Angesichts des engen Austauschs werde man „im Laufe der Saison mit Sicherheit den richtigen Zeitpunkt finden, um über seine Zukunft zu sprechen.“

Holger Sanwald hofft, dass Frank Schmidt doch noch länger bleibt. (Archivbild)
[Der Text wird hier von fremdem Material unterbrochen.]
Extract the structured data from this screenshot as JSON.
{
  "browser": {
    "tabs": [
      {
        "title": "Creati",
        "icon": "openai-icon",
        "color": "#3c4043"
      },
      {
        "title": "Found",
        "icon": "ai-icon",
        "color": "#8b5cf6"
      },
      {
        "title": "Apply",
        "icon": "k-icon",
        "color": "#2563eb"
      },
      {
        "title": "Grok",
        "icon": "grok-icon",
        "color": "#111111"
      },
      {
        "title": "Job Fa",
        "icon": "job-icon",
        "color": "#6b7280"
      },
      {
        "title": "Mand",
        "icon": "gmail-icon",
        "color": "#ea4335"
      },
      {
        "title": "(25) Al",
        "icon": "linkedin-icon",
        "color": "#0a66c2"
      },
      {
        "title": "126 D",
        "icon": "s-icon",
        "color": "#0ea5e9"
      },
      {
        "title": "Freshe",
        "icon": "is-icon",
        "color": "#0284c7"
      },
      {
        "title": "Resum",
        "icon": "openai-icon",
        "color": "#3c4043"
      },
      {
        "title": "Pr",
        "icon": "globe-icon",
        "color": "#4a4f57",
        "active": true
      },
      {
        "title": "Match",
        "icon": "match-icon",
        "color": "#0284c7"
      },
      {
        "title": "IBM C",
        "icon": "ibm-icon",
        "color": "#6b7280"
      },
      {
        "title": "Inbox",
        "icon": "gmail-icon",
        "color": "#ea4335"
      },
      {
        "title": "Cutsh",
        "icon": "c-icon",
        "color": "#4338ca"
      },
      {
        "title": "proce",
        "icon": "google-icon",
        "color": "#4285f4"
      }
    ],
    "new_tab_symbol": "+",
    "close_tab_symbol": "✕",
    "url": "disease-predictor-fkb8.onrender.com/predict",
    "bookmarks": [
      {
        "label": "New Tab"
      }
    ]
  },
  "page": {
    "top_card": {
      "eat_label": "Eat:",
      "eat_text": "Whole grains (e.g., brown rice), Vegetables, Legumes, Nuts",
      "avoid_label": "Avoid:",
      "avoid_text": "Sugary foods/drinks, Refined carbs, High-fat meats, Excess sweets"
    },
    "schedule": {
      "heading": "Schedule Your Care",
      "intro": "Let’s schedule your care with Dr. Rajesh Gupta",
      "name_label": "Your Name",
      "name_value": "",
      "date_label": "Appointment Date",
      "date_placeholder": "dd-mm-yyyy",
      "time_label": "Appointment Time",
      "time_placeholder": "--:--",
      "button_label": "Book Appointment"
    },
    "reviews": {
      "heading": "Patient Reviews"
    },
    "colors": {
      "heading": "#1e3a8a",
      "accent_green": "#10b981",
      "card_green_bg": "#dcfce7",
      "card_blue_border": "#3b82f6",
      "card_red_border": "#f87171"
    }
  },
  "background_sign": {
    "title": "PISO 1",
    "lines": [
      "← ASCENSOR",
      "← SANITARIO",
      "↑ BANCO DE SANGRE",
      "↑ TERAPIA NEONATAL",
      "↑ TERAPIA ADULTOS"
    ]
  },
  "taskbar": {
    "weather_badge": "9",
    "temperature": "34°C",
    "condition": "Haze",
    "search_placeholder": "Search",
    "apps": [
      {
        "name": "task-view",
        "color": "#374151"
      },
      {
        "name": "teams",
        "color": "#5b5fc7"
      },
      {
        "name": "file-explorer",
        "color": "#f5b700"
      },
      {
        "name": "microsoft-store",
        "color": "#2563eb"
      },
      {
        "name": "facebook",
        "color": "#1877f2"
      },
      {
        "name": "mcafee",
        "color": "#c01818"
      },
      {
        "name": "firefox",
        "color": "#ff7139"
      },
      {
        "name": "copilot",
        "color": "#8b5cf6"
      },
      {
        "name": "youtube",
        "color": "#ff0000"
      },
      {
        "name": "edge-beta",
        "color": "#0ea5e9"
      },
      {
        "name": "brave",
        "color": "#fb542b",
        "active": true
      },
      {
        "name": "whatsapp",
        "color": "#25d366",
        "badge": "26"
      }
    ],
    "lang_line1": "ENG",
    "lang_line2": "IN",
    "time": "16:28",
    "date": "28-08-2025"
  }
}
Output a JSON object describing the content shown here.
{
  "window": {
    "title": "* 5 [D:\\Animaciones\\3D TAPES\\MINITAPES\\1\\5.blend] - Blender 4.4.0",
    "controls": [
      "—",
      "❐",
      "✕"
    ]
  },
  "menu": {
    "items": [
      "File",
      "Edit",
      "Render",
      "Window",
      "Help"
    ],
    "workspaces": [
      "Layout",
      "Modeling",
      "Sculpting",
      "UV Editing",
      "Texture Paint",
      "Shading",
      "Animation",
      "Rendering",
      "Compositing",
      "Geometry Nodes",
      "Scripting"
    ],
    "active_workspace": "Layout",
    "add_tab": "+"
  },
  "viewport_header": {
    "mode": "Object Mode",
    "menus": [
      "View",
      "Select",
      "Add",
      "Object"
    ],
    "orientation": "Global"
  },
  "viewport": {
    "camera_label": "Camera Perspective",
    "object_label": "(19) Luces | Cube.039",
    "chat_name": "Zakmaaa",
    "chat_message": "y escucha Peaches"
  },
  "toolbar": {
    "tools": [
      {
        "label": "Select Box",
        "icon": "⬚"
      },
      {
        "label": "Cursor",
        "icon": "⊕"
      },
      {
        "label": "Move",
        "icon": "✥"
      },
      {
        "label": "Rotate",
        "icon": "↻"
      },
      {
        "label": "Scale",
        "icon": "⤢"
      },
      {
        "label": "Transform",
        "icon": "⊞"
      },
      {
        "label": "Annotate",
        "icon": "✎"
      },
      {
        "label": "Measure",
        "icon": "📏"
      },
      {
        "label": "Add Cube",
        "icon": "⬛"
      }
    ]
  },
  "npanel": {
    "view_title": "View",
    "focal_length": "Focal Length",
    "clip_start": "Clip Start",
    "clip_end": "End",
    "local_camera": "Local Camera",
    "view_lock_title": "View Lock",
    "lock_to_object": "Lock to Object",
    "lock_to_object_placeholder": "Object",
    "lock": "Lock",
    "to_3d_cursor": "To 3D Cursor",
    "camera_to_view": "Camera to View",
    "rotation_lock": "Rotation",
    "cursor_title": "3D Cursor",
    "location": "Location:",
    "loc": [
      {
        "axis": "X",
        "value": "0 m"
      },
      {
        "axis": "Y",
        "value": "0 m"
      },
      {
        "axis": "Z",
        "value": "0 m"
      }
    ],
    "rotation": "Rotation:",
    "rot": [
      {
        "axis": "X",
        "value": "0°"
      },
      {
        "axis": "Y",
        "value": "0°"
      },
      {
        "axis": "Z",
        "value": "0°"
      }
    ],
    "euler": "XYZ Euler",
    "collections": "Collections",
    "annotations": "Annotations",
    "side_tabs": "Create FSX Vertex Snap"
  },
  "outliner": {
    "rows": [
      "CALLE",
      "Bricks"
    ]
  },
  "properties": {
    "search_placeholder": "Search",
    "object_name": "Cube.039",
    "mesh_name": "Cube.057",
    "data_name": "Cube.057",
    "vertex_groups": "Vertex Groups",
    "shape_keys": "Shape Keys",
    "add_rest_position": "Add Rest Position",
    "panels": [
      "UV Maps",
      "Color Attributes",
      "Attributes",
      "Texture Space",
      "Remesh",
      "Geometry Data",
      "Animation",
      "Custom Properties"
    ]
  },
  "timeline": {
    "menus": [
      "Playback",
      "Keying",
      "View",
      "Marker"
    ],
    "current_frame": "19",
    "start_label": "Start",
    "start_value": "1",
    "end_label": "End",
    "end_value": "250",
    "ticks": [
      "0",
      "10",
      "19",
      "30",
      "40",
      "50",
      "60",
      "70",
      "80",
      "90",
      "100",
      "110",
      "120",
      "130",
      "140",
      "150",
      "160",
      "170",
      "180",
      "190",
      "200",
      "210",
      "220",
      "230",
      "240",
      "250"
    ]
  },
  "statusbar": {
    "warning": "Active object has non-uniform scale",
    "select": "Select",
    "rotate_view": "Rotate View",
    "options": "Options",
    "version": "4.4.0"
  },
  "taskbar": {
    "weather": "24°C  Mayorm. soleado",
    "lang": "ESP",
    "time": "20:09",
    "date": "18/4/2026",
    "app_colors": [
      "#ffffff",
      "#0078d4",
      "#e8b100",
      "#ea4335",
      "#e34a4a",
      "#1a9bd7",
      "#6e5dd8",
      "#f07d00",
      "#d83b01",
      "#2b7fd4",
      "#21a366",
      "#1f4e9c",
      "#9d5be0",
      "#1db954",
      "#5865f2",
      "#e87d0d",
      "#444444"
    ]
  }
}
Holger Sanwald hofft, dass Frank Schmidt doch noch länger bleibt. (Archivbild) Foto: Harry Langer/dpa

 

Die ungewöhnliche Konstanz gilt als Heidenheimer Erfolgsfaktor. Eine Trennung von Schmidt war auch in der Abstiegssaison kein Thema. „Wenn ich als Trainer mal eine schwierige Phase hatte, hat mir Holger Sanwald auf die Schulter geklopft. Er hat mich stark gemacht in dem Moment, wo es nicht lief“, schildert Schmidt die Zusammenarbeit. „Da ducken sich die meisten weg.“

Als Schmidt schon als Schüler Trainer-Verantwortung übernahm

Dass er gern Verantwortung übernimmt, zeichnete sich schon ab, als er Kind war. Selbstständig stellte er eine Schülermannschaft zusammen - und meldete sie eigenständig beim Schulturnier an. „Ich habe nicht akzeptiert, dass wir nicht teilnehmen, und deswegen habe ich selbst Initiative ergriffen“, sagt er. Für mich war immer der Wettkampf etwas Besonderes. Ich war ein Sportler, der nur ein Ziel hatte, Profisportler zu werden.“

Nun ist ein erfolgreicher Saisonstart sein Ziel. Über seinen ersten Abstieg mit dem FCH trauerte er nach eigenen Worten nur eine Nacht. Dann richtete er den Blick nach vorn, überlegte, wie er in der 2. Liga oben mitspielen kann. 

„Das ist die spannende Aufgabe. Deswegen habe ich mich relativ schnell wieder auf das gefreut, was kommt“, sagt Schmidt. Und wirkt mit seiner neu gewonnenen Energie nicht unbedingt so, als müsse er aufhören.